GRG Issues Second Client Advisory Update on Use of Rated Ages in Workers' Comp MSAs

 | 

Share

By John Cattie

CHARLOTTE, NC -

On June 2, 2009, CMS posted guidance on its website intended to clarify its Memo dated April 3, 2009, which announced that CMS will begin independently pricing future prescription drug treatment costs/expenses in Workers’ Compensation Medicare Set-aside Arrangements (“WCMSAs”). This guidance touches upon the following topics:

1) Source for Evaluation of Sufficiency of WCMSA Prescription Drug Component: CMS will use RED BOOK® Drug References to evaluate the sufficiency of the prescription drug component of WCMSAs.
2) Documentation: CMS stresses that proposals submitted to it should furnish accurate, complete, legible and current medical and prescription drug records from the previous two (2) years in connection with the workers’ comp injury/illness/accident/disease.
3) Tapering of Use: CMS will consider all evidence when the treating physician believes tapering of prescription drug use is possible and is in the best interests of the beneficiary.
4) Expiration of Patents: CMS understands that: a) patents for brand name drugs expire; b) less expensive generics become available thereafter; c) more expensive brand names often replace the brand name drug whose patent is expiring; and d) beneficiaries may insist on brand name drugs even when generics are available. CMS takes all of this into account when determining the sufficiency of the WCMSA proposal.
5) Off-Label Use: CMS recognizes that off-label use of medications is common and accepted. Physicians are free to prescribe drugs for any purpose that, in their professional opinion, is both safe and effective.
6) Utilization Review: CMS will consider utilization review reports indicating that a beneficiary should be taking none, fewer, different or less frequent drugs. However, reports of actual drug use from treating physicians will be given more weight than these utilization review reports.
7) Brand or Generic: CMS will price based on the type of drug stated in the WCMSA proposal. If the WCMSA proposal is silent or unclear or both versions exist, then CMS will compare the WCMSA proposal to the generic drug where the submitter has proposed a generic drug, and will compare the WCMSA proposal to the brand name drug where the submitter has proposed a brand name drug or has not proposed a drug at all.
8) Multiple Manufacturers: If the WCMSA proposal lacks supporting documentation concerning prices from generic drug manufacturers, CMS will compare those generic drugs in the WCMSA proposal and use the lowest priced generic drug as listed in the RED BOOK® Drug References in accordance with the April 3, 2009 Memo.

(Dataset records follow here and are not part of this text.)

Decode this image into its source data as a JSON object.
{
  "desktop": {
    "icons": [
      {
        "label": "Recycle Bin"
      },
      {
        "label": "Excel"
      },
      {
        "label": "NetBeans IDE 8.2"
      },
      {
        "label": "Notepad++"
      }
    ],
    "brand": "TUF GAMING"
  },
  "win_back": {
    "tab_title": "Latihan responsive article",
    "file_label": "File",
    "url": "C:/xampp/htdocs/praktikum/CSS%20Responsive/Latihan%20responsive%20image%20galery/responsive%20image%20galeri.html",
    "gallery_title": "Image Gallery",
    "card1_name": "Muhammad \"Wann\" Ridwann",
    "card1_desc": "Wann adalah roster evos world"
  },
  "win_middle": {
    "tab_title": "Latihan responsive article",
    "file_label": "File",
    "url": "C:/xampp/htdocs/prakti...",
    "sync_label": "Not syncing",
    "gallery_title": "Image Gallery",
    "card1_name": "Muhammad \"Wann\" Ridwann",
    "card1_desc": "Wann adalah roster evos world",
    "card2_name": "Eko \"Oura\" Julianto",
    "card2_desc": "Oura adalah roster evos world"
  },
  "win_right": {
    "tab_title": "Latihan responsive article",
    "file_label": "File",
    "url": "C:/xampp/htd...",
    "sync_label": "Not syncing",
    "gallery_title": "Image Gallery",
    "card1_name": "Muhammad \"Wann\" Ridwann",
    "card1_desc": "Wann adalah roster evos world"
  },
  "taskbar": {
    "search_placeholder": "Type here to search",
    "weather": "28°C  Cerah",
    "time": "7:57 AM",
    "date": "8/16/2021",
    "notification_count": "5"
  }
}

This document clarifies how CMS calculates amounts related to prescription drugs. It also warns practitioners that, in creating WCMSAs, the beneficiary should be careful to properly consider Medicare’s interests as it relates to prescription drugs. WCMSA proposals which gloss over the applicable prescription drugs may be found to be insufficient, thus leading to additional costs to properly consider Medicare’s interests for you and your clients.